WARNING: with the development config, the Omeka files are saved in the current directory "files/", so they may be removed by git.

Build a new image (optional)

If you want to modify the omeka-s image (by changing the Dockerfile file), you will need to build a new image:

E.g.:

git clone https://github.com/dodeeric/omeka-s-docker.git
cd omeka-s-docker

Edit the Dockerfile file.

Once done, build the new Docker image:

sudo docker image build -t foo/omeka-s:1.0.1-bar .
sudo docker image tag foo/omeka-s:1.0.1-bar foo/omeka-s:latest

Upload the image to your Docker hub repository:

Login in your account (e.g. foo) on hub.docker.com, and create a repository "omeka-s", then upload your customized image:

sudo docker login --username=foo
sudo docker image push foo/omeka-s:1.0.1-bar
sudo docker image push foo/omeka-s:latest

Use Traefik as proxy (optional)

If you want to access all your web services on port 80 (or 443), you can use the Traefik reverse proxy and load balancer.

Here we have 3 web servers running (phpmyadmin, omeka-s, gramps).

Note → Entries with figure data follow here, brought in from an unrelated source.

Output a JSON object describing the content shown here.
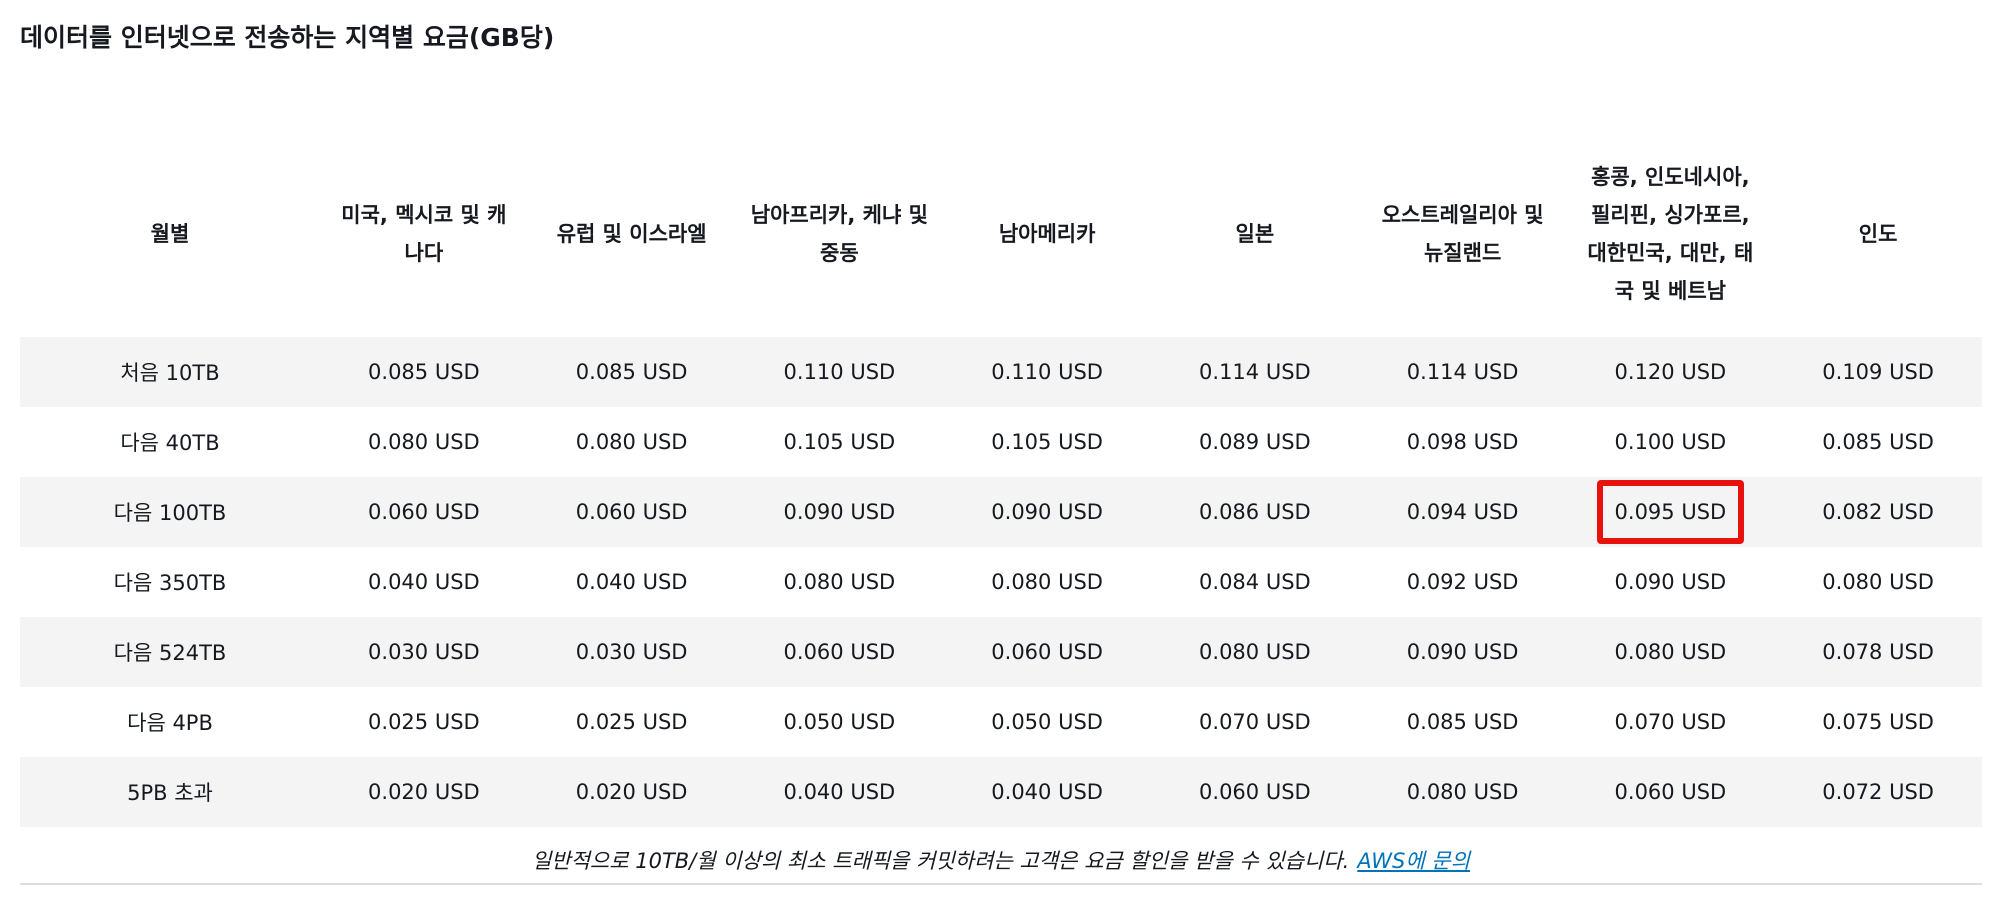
{
  "title": "데이터를 인터넷으로 전송하는 지역별 요금(GB당)",
  "table": {
    "headers": [
      "월별",
      "미국, 멕시코 및 캐나다",
      "유럽 및 이스라엘",
      "남아프리카, 케냐 및 중동",
      "남아메리카",
      "일본",
      "오스트레일리아 및 뉴질랜드",
      "홍콩, 인도네시아, 필리핀, 싱가포르, 대한민국, 대만, 태국 및 베트남",
      "인도"
    ],
    "rows": [
      {
        "tier": "처음 10TB",
        "values": [
          "0.085 USD",
          "0.085 USD",
          "0.110 USD",
          "0.110 USD",
          "0.114 USD",
          "0.114 USD",
          "0.120 USD",
          "0.109 USD"
        ]
      },
      {
        "tier": "다음 40TB",
        "values": [
          "0.080 USD",
          "0.080 USD",
          "0.105 USD",
          "0.105 USD",
          "0.089 USD",
          "0.098 USD",
          "0.100 USD",
          "0.085 USD"
        ]
      },
      {
        "tier": "다음 100TB",
        "values": [
          "0.060 USD",
          "0.060 USD",
          "0.090 USD",
          "0.090 USD",
          "0.086 USD",
          "0.094 USD",
          "0.095 USD",
          "0.082 USD"
        ]
      },
      {
        "tier": "다음 350TB",
        "values": [
          "0.040 USD",
          "0.040 USD",
          "0.080 USD",
          "0.080 USD",
          "0.084 USD",
          "0.092 USD",
          "0.090 USD",
          "0.080 USD"
        ]
      },
      {
        "tier": "다음 524TB",
        "values": [
          "0.030 USD",
          "0.030 USD",
          "0.060 USD",
          "0.060 USD",
          "0.080 USD",
          "0.090 USD",
          "0.080 USD",
          "0.078 USD"
        ]
      },
      {
        "tier": "다음 4PB",
        "values": [
          "0.025 USD",
          "0.025 USD",
          "0.050 USD",
          "0.050 USD",
          "0.070 USD",
          "0.085 USD",
          "0.070 USD",
          "0.075 USD"
        ]
      },
      {
        "tier": "5PB 초과",
        "values": [
          "0.020 USD",
          "0.020 USD",
          "0.040 USD",
          "0.040 USD",
          "0.060 USD",
          "0.080 USD",
          "0.060 USD",
          "0.072 USD"
        ]
      }
    ],
    "highlight": {
      "row": 2,
      "col": 6,
      "color": "#e8120c"
    }
  },
  "footnote": {
    "text": "일반적으로 10TB/월 이상의 최소 트래픽을 커밋하려는 고객은 요금 할인을 받을 수 있습니다.",
    "link_label": "AWS에 문의"
  },
  "colors": {
    "row_shade": "#f4f4f4",
    "link": "#0073bb",
    "highlight_border": "#e8120c"
  }
}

All are reachable on port 80 after launching this command:

sudo docker-compose -f docker-compose-traefik.yml up -d

All xxx.dodeeric.be dns names are directed to the Traefik container which will proxy them to the corresponding service container. The xxx.dodeeric.be dns names have to point to the IP of the Docker host.

With your browser, go to: (dodeeric.be is replaced by your dns domain; e.g. mydomain.com)

Traefik has a management web interface: http://hostname:8080

Only the Traefik container exposes its TCP ports (80, 443, 8080) on the Docker host; the service containers run on the private "network1" network.